Бежали к Евдокии соседки, жалились, отлично зная, кто побывал в их огородах.
– Витя, Миша, – тоненьким голоском увещевала пацанву матка, – не нада больше так делать…
Пацанва, разумеется, все слышала, отсиживаясь то на сеновале, то на чердаке, где уплетала ночную добычу. Маткины увещевания на нее не действовали: в лучшем случае иной давал себе труд огрызаться, мол, мы на «ихнем» огороде не были и «зря» на нас…
Евдокия разводила руками, пожимала плечами и всем своим видом выражала соседке сочувствие, однако никто и никогда не был из сынов наказан примерно.
В отношении воспитания детей, конечно, первую скрипку играла матка. В данном предмете главенствовало два основополагающих принципа: потакательство и безнаказанность. От батьки же все как один унаследовали превеликие способности к музыке. Играли на гармони, на гитаре, на чем придется. Дорастая до пушка над губой, ходили по улице с гитарой на плече, сидели на лавочке возле дома с гармонью на коленях.
Кроме Вали. Вале было дано меньше. Обделенный музыкально и всеми другими способностями, каким-то звериным чутьем с малых лет почувствовал, что спасение его и выручка в дальнейшей жизни может быть только ломовая работа. Рано почуяли это в нем и братья, переваливая на него всякую домашнюю заботу: колоть дрова, чистить в стайке, копать огород – таскать, переть, ломить, валить. Переделывал у себя, шел к соседям, где за те же расколотые дрова, хоть изредка, да ел сытно. Родители тому не препятствовали – все одним ртом меньше. Соседи жалели, понимая, что в родном гнезде ему достается последний и не самый сладкий пирог. Бывало, прикармливали и за так, из той же жалости, за безвредность парня, за обделенность, словно предвидя его будущую судьбу.
И пробежали один за другим годы, как скоро перебегает через дорогу гусиный ли, утиный ли выводок. Разъехались ставшие парнями пацаны, помер батька, а матка пошла за другого и захотела строить жизнь как бы наново, для чего перебралась в другую местность.
Вышел во взрослые мужики и Валя, оставшийся в родительском доме почти что один на один с дальним пьяным родственником, прилепившимся к возможности иметь крышу над головой да гарантированный немытый стакан, куда вливалась всякая гремучая жидкость – от обычной водки до какой-нибудь синявки. Бывало, плескал и Вале, хотя и побаивался, так как трясло в такие ночи Валю по три раза и подымался он утром весь в синяках и ссадинах, словно нещадно битый угарной хулиганьей ватагой.
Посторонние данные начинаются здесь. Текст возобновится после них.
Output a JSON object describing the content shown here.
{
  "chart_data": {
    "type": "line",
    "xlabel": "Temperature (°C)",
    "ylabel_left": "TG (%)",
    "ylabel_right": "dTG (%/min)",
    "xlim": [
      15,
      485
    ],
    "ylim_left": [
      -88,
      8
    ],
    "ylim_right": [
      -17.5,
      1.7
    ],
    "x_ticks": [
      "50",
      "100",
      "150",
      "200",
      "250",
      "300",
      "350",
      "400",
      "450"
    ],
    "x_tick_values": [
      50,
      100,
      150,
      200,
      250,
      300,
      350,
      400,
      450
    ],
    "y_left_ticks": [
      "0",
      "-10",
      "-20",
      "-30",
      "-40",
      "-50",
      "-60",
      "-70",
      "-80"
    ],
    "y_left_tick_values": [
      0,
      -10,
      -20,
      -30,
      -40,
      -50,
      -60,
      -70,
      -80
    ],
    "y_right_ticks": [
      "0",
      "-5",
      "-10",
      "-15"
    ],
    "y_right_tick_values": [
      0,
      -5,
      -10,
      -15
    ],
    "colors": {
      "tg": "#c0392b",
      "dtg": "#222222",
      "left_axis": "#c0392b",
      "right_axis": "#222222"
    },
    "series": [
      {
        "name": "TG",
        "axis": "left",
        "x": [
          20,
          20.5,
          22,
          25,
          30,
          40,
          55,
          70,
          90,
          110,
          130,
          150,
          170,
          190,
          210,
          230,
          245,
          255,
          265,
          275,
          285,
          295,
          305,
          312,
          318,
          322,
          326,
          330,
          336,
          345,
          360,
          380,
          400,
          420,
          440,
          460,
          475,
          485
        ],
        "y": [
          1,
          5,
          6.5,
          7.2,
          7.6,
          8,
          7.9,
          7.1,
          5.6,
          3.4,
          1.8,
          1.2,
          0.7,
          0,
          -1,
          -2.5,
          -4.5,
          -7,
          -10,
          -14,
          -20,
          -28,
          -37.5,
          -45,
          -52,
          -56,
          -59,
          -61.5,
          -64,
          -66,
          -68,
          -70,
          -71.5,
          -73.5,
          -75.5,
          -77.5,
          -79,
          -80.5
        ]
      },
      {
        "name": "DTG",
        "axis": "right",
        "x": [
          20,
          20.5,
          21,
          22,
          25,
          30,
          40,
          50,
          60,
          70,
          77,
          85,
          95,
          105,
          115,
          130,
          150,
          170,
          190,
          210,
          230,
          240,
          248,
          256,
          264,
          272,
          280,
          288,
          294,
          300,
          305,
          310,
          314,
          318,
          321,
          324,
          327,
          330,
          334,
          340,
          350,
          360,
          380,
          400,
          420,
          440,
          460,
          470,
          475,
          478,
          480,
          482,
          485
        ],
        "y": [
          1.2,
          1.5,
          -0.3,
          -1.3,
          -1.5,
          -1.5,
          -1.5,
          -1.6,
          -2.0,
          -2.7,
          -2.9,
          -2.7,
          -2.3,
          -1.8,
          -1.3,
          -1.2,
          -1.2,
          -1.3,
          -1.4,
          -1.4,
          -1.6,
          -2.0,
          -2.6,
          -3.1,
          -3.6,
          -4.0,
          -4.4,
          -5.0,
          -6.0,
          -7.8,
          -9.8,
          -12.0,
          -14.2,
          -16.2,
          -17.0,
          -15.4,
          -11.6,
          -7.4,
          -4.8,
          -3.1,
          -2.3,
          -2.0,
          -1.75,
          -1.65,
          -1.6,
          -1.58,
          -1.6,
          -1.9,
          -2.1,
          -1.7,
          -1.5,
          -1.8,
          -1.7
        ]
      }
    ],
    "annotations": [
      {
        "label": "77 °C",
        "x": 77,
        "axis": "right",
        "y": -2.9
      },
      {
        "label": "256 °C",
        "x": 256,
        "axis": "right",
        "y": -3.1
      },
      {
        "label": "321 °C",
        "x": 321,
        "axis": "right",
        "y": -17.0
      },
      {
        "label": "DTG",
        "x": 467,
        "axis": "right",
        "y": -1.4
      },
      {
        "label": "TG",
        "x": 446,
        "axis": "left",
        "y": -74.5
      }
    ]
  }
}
Но чем меньше помнили о нем разлетевшиеся братья и хоть та же матка, тем больше жалели Валю состарившиеся соседи. Шел он, измученный лихоманкой, то к одной, то к другой, и садили его за стол, кормили чем могли, совали в руки кусок сала, полбуханки хлеба, пару какую-нибудь тех же огурцов или банку капусты. И нес он все это добро, обняв сильными, привыкшими ко всякой работе руками к самой своей измученной хрипами груди, чтобы перележать день-другой немочь на давно никем не стиранном тряпье, слежавшемся комками на давно продавленной до пола кровати. И ворочалась, видно, мысль его в одном направлении – об устроившихся где-то братьях и о бросившей его матке, о лежащем в забытости отце на недальнем сельском кладбище, куда собирался раз в год вместе с соседками в родительский день проповедовать, посидеть и погоревать.
И получалось, что в неправильности надругавшейся над ним судьбы воспитался он в человека правильного, даже полезного хоть тем же братьям, соседкам, тому же государственному устройству, у корыта которого не слыл паразитом. Братьям не заступил дороги, матке не помешал, соседкам подмогал в их вечной старушечьей беде, когда мужики перемерли заранее, а силы истощило время. Проведывали они его, выручали чем могли, а надо было – просили подмочь, и ровными поленницами укладывались переколотые Валей дровишки, выпрямлялся повалившийся было заплот, заводилась в хате фляга-другая воды, за которой в иной день недоставало сил съездить до недальней колонки.
Топтался у двери, исполнив просьбу, давая уговорить себя испить чаю. Сидел на краешке табуретки, сопел над дымящейся кружкой, глотал чего поставили, не торопясь отвечал как мог на поставленные вопросы.
– Матка-то пишет?
– Не… Посылку прислала…
– И че в ей? – не отставала старушка, отлично ведая, что никакой посылки не было и про то Валя врет.
– Банка малинового варенья, сало, печенье, халва. Мужик называл то, чего едал в жизни мало и чего просила душа.